Ultrasound Video Transformers for Cardiac Ejection Fraction Estimation

Hadrien Reynaud,Athanasios Vlontzos,Benjamin Hou,Arian Beqiri,Paul Leeson,Bernhard Kainz
DOI: https://doi.org/10.48550/arXiv.2107.00977
2021-07-02
Abstract:Cardiac ultrasound imaging is used to diagnose various heart diseases. Common analysis pipelines involve manual processing of the video frames by expert clinicians. This suffers from intra- and inter-observer variability. We propose a novel approach to ultrasound video analysis using a transformer architecture based on a Residual Auto-Encoder Network and a BERT model adapted for token classification. This enables videos of any length to be processed. We apply our model to the task of End-Systolic (ES) and End-Diastolic (ED) frame detection and the automated computation of the left ventricular ejection fraction. We achieve an average frame distance of 3.36 frames for the ES and 7.17 frames for the ED on videos of arbitrary length. Our end-to-end learnable approach can estimate the ejection fraction with a MAE of 5.95 and $R^2$ of 0.52 in 0.15s per video, showing that segmentation is not the only way to predict ejection fraction. Code and models are available at <a class="link-external link-https" href="https://github.com/HReynaud/UVT" rel="external noopener nofollow">this https URL</a>.
Computer Vision and Pattern Recognition
What problem does this paper attempt to address?

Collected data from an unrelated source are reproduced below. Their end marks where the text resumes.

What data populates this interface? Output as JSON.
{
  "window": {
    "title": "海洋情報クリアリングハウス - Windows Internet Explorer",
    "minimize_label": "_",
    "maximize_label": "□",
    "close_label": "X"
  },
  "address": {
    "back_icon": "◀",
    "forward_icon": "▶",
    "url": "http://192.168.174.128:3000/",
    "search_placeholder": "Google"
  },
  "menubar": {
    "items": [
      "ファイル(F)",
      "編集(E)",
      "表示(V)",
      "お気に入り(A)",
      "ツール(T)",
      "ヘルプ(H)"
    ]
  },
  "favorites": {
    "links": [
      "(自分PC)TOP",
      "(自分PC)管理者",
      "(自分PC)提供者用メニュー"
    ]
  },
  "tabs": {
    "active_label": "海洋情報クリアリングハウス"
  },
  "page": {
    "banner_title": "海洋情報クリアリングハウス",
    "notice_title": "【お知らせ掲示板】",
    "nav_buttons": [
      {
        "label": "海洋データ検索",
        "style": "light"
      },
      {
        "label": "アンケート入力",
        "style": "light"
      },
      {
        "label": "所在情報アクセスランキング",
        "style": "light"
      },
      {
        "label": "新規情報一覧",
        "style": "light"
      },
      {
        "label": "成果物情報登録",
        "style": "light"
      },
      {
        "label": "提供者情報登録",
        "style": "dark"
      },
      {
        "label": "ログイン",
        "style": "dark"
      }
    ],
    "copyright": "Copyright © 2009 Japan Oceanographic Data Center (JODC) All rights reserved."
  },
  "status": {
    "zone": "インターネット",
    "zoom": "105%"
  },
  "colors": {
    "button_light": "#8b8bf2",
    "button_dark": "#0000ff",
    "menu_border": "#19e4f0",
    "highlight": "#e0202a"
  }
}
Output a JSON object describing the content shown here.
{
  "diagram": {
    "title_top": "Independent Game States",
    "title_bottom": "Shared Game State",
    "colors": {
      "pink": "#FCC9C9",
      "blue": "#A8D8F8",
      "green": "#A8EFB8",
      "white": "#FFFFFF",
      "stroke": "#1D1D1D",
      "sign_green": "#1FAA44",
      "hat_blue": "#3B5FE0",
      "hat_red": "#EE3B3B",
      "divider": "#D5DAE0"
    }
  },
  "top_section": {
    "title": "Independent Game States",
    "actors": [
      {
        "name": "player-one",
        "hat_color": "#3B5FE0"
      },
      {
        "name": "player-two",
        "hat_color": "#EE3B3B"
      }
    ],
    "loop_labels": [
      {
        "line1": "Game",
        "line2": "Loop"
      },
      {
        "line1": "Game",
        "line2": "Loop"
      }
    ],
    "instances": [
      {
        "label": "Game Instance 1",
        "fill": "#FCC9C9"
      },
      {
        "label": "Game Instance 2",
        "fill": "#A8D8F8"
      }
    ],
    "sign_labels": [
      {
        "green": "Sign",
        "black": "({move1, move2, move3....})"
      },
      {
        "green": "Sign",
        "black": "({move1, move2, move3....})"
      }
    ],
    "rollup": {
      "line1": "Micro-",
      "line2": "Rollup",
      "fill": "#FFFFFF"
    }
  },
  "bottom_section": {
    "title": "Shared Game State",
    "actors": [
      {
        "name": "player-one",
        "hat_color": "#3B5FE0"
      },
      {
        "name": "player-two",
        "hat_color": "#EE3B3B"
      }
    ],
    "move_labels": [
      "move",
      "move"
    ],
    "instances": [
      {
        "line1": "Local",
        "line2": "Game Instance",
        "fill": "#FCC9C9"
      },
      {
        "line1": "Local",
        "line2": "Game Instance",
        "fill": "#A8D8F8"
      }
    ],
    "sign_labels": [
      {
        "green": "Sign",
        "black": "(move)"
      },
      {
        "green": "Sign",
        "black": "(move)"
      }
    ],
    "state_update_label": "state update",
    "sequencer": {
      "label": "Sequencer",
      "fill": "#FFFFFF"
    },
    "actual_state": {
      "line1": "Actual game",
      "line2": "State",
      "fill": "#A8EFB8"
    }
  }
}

The main problem that this paper attempts to solve is to automatically detect the left ventricular ejection fraction (LVEF) from cardiac ultrasound videos by using a new method based on the Transformer architecture. Specifically, the paper proposes a new method for ultrasound video analysis. This method can handle videos of arbitrary length and, without human intervention, automatically identify the end - systolic (ES) and end - diastolic (ED) frames, and then calculate the left ventricular ejection fraction. This method aims to overcome the inter - and intra - observer variability in traditional manual processing of video frames and improve the accuracy and efficiency of LVEF estimation. The key issues mentioned in the paper include: - **Limitations of manual processing of video frames**: Traditional LVEF measurement depends on experts manually selecting ES and ED frames, which is not only time - consuming but also easily influenced by the subjective factors of observers, resulting in inconsistent results. - **Deficiencies of existing automated methods**: Existing automated methods for processing ultrasound videos mainly focus on discrete - frame processing and lack effective support for time - series data, unable to fully utilize the time - variation information in videos. - **The need to handle videos of arbitrary length**: The length of the cardiac cycle varies, and ultrasound videos can be very long. Therefore, a method that can handle videos of arbitrary length is required to meet different clinical needs. To solve the above problems, the authors propose a new model based on the Transformer architecture, which can simultaneously regress the LVEF value and identify the positions of ES/ED frames, thereby achieving a rapid and accurate assessment of cardiac function.